The election of Tony Blair’s Labour Party in May 1997 led to the publication of a white paper on the bill – “Rights Brought Home: The Human Rights Bill”. The Bill received its second reading on 3 November 1997. The Liberal Democrats supported the bill, as did several cross benchers  including Lord Bingham. The bill was opposed by the Conservative Party. Historically, the Liberal Democrats had been very supportive of the Human Rights Act; for example, here is Nick Clegg pledging to protect the Act last year.


“So let me say something really clear about the Human Rights Act. In fact I’ll do it in words of one syllable: It is here to stay!” (Nick Clegg)

If the Human Rights Act were abolished, citizens would be able to free to try to take a case to Strasbourg, unless the UK left the European Convention of Human Rights (some say that we would have to leave Europe virtually to achieve this). This argument has been explained at length previously on this blog (in this article). A further complication is added by the changing nature of the Strasbourg Court, as described in a recent article by Noreen O’Meara on the ‘Brighton Declaration’ (on the Human Rights Blog):

A second reform which strays into the territory of affecting the role and function of the Court involves a new mechanism entirely.  The proposed ‘advisory opinion’ mechanism (para 19(d)) would allow highest national courts to refer questions to Strasbourg, and allow national courts to apply the opinions provided to the facts of cases.  Once the national judge does so, this would (in all but exceptional circumstances) prevent a further application to the Strasbourg court.

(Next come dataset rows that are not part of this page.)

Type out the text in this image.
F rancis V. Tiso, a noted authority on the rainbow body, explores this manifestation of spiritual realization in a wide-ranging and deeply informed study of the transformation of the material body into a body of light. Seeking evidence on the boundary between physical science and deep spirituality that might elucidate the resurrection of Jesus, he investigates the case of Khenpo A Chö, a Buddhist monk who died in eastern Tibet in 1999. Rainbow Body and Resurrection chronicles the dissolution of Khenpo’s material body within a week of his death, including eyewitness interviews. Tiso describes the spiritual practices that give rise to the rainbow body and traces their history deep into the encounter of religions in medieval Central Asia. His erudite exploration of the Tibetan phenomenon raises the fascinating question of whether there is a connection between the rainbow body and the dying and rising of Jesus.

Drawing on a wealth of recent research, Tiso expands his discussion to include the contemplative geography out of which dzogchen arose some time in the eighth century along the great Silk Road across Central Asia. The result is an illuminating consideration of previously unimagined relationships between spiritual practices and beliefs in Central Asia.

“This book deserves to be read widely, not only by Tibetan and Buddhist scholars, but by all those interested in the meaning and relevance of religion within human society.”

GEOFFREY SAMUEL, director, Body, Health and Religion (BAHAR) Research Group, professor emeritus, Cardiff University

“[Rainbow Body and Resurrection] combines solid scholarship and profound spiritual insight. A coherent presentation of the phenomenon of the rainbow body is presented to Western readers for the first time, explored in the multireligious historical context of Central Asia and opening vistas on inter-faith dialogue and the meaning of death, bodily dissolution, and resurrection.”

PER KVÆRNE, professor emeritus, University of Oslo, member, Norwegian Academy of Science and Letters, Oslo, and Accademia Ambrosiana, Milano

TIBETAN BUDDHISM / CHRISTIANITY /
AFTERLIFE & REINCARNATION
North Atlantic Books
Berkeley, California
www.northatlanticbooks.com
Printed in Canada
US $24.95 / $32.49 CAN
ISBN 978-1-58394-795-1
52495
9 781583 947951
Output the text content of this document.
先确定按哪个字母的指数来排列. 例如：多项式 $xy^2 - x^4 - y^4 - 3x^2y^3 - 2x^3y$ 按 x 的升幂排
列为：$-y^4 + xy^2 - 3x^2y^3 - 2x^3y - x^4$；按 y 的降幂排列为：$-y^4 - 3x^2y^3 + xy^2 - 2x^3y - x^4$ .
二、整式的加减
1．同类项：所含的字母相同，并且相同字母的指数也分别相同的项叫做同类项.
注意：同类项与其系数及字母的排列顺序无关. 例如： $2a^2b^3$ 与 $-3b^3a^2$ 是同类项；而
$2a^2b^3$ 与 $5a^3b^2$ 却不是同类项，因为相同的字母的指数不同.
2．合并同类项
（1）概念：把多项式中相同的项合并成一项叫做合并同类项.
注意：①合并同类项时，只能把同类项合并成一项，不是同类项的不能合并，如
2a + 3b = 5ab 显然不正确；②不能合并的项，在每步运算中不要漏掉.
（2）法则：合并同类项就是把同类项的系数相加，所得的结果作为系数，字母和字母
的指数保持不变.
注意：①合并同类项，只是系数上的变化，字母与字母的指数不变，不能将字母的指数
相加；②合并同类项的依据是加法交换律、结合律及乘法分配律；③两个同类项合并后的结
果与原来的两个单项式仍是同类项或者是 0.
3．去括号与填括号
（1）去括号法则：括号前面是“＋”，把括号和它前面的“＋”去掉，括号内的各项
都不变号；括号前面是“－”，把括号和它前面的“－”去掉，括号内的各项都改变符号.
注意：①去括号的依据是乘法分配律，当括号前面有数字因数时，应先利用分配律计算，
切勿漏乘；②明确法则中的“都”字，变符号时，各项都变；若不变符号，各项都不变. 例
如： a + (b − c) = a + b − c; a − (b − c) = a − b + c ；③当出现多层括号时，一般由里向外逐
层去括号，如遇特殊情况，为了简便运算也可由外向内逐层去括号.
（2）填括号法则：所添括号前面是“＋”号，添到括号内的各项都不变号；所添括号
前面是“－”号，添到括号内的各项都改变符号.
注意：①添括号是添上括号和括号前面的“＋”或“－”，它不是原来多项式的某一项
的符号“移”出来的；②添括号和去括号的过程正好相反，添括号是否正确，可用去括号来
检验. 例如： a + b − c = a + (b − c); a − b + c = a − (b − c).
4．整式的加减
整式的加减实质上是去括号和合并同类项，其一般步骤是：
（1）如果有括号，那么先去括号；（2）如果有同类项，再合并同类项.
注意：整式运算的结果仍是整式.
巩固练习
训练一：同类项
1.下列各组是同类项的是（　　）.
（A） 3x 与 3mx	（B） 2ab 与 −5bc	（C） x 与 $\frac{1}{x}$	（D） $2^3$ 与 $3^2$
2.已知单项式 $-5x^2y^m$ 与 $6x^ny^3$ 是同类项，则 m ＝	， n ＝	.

Too much is left to chance.  This human rights version of the ‘preliminary reference’ model in EU law is couched in language which could harm comity and access to justice.  Its current loose drafting should itself be a warning bell to the negotiators.  Every proposed element of the procedure is optional (the mechanism is opt-in, highest national courts would have discretion on whether to use it, advisory opinions delivered by Strasbourg would be non-binding; and above all, litigants would “not ordinarily” have recourse to the ECtHR in the same proceedings following a national court’s application of an opinion to the facts.  The extent to which this initiative would impact the Strasbourg court’s docket would depend on its approach to delivering advisory opinions—the ECtHR may have considerable latitude here.

While this proposed mechanism may achieve aims of developing a more co-operative dialogue between national judges and the Strasbourg court, its strict approach against applications to Strasbourg where the mechanism is used seems to be a further attempt to relegating the EctHR’s function as the ultimate arbiter in human rights disputes concerning the Convention.  Nevertheless, it’s possible that this measure may have more continental appeal and that a more robustly drafted version may prove workable.  The ECtHR plans to issue a ‘reflection paper’ on this proposal in the near future.

The bill successfully negotiated the Commons and the Lords as the Human Rights Act [1998], and entered into force on 2 October 2000.